Иногда Акира обращал взгляд на девушку и, случалось, подолгу не отводил от нее глаз. Но когда она невзначай улыбалась, отворачивался, как будто чем-то недовольный. Его стали раздражать даже ее улыбки. Единственное, что, похоже, доставляло ему удовольствие, – это созерцание ее чистого, не искаженного эмоциями лица. Разобравшись постепенно в его настроении, девушка с течением времени приучилась, почувствовав его внимание, делать вид, будто не замечает, что он на нее смотрит. Хотя ощущала, как на плечи ложится его взгляд: Акира почти всегда смотрел как будто сквозь нее, куда-то вдаль…

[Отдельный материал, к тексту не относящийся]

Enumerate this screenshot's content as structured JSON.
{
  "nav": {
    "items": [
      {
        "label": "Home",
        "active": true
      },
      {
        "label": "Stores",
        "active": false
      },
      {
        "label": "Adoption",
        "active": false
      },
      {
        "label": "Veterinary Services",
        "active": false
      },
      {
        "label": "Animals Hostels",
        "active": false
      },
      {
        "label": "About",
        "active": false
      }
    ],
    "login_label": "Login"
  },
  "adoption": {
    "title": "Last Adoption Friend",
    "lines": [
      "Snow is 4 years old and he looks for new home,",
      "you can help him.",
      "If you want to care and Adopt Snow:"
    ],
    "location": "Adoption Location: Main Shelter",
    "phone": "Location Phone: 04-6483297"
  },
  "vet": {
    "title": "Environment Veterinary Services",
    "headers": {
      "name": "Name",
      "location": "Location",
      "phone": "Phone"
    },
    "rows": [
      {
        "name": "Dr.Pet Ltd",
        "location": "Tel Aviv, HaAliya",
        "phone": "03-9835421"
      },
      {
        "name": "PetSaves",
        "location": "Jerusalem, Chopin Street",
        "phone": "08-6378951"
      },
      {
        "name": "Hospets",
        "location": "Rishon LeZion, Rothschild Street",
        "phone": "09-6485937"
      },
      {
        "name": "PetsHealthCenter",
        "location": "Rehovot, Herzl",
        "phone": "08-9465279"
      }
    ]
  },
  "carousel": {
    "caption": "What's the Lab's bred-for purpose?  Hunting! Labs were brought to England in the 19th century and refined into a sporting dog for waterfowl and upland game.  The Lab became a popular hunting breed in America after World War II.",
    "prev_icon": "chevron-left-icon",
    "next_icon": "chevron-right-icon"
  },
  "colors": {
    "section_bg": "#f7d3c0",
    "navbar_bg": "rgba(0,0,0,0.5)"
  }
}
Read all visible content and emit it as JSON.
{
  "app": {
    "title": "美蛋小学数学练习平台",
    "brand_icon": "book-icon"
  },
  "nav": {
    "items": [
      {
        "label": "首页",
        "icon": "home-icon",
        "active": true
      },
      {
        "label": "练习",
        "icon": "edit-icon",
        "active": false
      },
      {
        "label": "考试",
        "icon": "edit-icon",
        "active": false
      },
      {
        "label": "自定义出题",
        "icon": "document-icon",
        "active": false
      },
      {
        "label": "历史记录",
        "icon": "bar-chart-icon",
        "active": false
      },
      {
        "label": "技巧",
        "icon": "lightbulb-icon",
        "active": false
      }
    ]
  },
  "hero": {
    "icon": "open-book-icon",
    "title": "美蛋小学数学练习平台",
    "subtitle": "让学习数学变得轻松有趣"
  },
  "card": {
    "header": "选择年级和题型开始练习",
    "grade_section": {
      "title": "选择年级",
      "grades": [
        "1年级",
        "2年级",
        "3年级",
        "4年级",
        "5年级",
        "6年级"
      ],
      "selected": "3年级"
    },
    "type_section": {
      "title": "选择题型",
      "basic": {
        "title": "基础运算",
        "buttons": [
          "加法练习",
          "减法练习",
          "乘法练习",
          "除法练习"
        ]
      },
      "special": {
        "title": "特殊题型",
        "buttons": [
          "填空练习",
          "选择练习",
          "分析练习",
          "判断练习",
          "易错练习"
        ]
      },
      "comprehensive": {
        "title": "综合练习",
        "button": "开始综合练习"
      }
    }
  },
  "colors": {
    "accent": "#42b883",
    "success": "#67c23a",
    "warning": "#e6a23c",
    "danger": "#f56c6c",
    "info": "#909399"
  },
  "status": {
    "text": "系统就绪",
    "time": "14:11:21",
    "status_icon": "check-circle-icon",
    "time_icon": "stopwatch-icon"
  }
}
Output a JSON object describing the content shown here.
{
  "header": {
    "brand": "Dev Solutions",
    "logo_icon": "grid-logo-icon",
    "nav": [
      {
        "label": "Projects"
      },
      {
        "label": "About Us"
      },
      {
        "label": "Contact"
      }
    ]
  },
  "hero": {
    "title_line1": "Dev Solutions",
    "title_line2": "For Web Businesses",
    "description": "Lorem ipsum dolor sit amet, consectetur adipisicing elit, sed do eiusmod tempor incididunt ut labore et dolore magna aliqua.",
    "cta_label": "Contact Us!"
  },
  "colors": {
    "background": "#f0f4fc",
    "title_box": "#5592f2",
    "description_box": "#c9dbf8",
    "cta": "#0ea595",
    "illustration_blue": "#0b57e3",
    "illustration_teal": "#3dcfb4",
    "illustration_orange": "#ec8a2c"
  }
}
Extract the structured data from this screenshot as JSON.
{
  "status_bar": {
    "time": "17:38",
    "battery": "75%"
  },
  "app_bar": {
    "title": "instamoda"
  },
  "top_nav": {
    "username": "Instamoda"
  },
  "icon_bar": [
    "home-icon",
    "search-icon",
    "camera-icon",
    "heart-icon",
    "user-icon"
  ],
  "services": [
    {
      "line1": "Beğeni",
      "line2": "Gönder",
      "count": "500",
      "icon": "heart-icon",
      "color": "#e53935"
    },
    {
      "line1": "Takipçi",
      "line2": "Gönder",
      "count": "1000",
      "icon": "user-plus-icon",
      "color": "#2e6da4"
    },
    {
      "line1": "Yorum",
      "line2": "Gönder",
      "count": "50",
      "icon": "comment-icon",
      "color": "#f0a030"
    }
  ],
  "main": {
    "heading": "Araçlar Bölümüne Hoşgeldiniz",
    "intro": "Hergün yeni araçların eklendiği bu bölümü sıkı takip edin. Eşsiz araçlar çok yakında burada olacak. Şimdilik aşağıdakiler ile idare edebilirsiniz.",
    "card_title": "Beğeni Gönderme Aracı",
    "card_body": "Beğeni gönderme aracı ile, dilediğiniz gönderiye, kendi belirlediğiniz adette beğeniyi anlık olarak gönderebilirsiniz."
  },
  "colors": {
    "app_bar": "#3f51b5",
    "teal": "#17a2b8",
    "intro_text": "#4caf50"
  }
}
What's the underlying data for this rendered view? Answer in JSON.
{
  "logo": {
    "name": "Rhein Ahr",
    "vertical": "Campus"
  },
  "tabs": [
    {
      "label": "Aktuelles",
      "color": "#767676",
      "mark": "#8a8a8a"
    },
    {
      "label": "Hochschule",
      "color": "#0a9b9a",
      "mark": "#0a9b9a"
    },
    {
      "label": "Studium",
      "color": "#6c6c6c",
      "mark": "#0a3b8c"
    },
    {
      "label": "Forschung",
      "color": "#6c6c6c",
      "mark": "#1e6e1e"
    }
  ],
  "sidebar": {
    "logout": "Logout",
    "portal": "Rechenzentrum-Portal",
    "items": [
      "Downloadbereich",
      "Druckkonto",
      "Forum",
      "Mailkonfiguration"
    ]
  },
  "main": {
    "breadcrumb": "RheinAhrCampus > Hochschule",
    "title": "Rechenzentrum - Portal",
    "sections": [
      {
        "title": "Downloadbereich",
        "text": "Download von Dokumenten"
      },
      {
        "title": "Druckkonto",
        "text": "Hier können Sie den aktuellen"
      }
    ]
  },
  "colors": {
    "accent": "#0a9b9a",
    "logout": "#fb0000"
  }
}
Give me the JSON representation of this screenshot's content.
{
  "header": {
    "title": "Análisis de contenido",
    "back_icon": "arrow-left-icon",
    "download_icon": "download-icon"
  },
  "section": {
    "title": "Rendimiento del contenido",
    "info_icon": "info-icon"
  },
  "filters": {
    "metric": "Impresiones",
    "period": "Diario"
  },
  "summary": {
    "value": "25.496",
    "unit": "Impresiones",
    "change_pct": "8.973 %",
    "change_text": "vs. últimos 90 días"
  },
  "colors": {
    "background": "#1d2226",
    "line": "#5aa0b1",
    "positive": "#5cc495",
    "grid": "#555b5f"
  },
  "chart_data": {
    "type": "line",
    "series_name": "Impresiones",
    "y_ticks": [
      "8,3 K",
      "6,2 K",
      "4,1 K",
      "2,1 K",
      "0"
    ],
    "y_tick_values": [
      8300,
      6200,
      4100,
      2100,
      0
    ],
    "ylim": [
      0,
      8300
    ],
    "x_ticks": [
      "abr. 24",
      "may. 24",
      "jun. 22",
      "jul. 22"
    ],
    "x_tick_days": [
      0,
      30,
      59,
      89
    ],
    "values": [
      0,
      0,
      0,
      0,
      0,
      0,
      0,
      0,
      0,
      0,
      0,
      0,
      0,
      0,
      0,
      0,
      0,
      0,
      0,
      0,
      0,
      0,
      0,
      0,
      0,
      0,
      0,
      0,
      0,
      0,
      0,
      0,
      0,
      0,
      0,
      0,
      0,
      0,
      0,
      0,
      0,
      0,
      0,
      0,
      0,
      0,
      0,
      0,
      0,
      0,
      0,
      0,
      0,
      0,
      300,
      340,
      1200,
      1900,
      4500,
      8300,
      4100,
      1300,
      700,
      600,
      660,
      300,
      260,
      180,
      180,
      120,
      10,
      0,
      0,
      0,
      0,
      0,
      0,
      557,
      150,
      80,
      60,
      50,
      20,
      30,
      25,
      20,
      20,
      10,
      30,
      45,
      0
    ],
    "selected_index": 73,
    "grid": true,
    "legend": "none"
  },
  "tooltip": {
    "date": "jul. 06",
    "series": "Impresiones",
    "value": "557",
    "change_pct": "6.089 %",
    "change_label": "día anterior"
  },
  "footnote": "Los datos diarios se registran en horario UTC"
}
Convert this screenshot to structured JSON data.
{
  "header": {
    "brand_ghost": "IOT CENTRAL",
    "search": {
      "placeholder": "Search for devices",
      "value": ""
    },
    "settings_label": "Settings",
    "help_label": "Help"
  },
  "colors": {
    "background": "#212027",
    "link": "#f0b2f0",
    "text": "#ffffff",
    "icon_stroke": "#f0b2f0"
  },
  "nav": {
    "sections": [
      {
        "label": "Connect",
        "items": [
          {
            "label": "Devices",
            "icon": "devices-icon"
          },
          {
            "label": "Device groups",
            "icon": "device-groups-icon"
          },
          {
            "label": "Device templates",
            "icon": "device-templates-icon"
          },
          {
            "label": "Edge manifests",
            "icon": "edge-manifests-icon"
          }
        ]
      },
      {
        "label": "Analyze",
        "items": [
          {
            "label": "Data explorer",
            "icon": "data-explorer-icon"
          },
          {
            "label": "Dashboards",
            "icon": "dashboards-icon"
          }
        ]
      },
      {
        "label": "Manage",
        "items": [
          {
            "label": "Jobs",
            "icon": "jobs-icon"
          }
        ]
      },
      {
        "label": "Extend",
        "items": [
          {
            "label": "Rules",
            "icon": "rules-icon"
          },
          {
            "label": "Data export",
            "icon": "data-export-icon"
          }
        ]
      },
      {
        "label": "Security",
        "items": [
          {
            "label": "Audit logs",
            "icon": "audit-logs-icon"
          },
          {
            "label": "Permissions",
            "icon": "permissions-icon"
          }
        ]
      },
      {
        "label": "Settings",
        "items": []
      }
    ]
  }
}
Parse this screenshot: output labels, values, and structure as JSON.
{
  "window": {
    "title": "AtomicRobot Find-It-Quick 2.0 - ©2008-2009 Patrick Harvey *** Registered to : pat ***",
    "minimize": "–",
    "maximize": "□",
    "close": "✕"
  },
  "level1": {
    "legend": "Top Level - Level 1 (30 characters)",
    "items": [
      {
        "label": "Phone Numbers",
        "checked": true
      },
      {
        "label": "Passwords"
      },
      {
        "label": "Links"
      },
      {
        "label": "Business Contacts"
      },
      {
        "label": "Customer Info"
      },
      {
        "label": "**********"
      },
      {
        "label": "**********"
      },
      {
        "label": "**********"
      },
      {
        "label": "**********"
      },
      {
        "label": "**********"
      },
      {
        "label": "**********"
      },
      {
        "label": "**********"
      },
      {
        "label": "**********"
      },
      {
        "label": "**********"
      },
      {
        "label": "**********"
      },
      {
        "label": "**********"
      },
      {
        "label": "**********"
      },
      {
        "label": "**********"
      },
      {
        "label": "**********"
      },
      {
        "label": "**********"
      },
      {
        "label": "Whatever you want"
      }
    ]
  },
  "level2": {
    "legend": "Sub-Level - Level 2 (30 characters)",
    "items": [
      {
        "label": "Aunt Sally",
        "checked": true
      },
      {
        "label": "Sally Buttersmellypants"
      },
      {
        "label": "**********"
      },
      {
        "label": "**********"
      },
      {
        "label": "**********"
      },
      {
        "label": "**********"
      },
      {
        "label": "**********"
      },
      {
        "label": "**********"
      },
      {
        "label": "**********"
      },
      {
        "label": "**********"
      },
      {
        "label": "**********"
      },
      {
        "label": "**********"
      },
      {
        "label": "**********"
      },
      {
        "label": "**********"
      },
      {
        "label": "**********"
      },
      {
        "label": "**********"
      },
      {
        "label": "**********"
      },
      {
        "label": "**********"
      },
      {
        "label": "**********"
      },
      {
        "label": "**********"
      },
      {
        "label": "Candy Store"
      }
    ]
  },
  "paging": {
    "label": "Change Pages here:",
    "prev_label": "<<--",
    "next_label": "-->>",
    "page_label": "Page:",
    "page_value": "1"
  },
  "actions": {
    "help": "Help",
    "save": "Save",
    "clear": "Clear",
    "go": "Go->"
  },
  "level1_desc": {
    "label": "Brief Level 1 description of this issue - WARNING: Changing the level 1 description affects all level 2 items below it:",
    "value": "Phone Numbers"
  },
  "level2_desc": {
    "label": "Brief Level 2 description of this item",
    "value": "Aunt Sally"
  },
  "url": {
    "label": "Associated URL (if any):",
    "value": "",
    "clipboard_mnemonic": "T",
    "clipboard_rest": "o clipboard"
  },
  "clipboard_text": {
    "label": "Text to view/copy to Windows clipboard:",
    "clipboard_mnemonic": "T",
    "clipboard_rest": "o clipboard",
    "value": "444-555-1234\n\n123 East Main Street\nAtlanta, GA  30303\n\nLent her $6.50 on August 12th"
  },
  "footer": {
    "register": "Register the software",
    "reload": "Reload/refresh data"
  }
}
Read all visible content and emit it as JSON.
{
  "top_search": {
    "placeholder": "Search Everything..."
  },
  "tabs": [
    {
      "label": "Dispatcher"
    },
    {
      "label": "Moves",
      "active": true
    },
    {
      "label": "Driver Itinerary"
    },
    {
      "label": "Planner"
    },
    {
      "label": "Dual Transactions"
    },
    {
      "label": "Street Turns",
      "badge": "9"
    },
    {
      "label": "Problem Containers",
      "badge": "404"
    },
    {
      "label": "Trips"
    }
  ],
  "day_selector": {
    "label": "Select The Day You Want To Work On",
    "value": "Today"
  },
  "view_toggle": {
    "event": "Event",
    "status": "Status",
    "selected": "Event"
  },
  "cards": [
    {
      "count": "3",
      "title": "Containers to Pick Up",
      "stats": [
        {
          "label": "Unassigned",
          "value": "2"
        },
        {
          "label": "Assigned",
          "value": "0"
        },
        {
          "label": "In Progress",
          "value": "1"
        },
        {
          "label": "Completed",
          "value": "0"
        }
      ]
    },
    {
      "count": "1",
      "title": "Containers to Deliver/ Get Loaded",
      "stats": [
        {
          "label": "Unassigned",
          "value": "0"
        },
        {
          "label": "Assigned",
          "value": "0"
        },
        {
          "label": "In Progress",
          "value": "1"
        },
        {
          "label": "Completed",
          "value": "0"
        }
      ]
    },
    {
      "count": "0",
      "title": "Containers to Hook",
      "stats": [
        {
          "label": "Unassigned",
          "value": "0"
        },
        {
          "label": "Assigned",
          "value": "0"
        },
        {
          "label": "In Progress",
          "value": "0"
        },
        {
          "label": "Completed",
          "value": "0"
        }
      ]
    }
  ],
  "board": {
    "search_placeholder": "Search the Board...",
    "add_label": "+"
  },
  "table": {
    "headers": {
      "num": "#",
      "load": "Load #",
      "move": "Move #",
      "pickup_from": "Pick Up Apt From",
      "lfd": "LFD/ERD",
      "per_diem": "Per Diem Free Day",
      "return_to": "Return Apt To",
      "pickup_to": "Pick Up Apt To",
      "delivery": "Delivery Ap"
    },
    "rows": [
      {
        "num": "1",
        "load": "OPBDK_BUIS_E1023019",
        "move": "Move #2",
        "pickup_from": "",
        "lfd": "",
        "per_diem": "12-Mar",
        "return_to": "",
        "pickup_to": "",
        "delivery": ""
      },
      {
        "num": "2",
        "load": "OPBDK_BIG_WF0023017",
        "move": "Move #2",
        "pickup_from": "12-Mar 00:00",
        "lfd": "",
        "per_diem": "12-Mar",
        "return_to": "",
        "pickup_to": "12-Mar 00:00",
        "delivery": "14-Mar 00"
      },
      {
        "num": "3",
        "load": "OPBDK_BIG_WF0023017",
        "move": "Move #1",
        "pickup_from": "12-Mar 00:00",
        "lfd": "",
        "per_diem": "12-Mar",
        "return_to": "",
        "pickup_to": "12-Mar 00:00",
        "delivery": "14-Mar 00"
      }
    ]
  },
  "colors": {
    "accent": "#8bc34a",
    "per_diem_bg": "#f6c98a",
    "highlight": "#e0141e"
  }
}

И все же никогда еще взгляд Акиры не был устремлен в такие далекие дали, как сегодня. Хотя девушка допускала, что у нее просто разыгралось воображение и ей так только кажется. Ее занимали собственные мысли: нужно было так или иначе сообщить ему наконец, что нынешней осенью ее непременно выдадут замуж. Она собиралась признаться вовсе не потому, что ожидала от него каких-то действий, ей просто хотелось, чтобы он выслушал ее и позволил вволю выплакаться. Хотелось таким образом сказать сердечное «прощай» своему девичеству и всему, что с этой порой было связано. Ибо именно рядом с Акирой она отчетливо ощущала себя юной девочкой. Как бы ни были суровы обращенные к ней упреки и придирки, если они исходили от Акиры, то не вызывали в ней обиды, напротив, чем суровее он с ней обходился, тем заметнее, как ей самой казалось, проступало в ней что-то детское…
До них уже какое-то время доносился приглушенный шум – далеко в лесу валили деревья.
– Похоже, лес рубят. До чего печальные звуки, – неожиданно произнес Акира, словно разговаривая сам с собою.
– Раньше тот участок леса тоже целиком принадлежала хозяевам «Ботанъя», но пару лет назад им пришлось его продать, – отозвалась по душевной простоте Санаэ и лишь потом спохватилась: вдруг в ее тоне Акире послышится что-нибудь неприятное?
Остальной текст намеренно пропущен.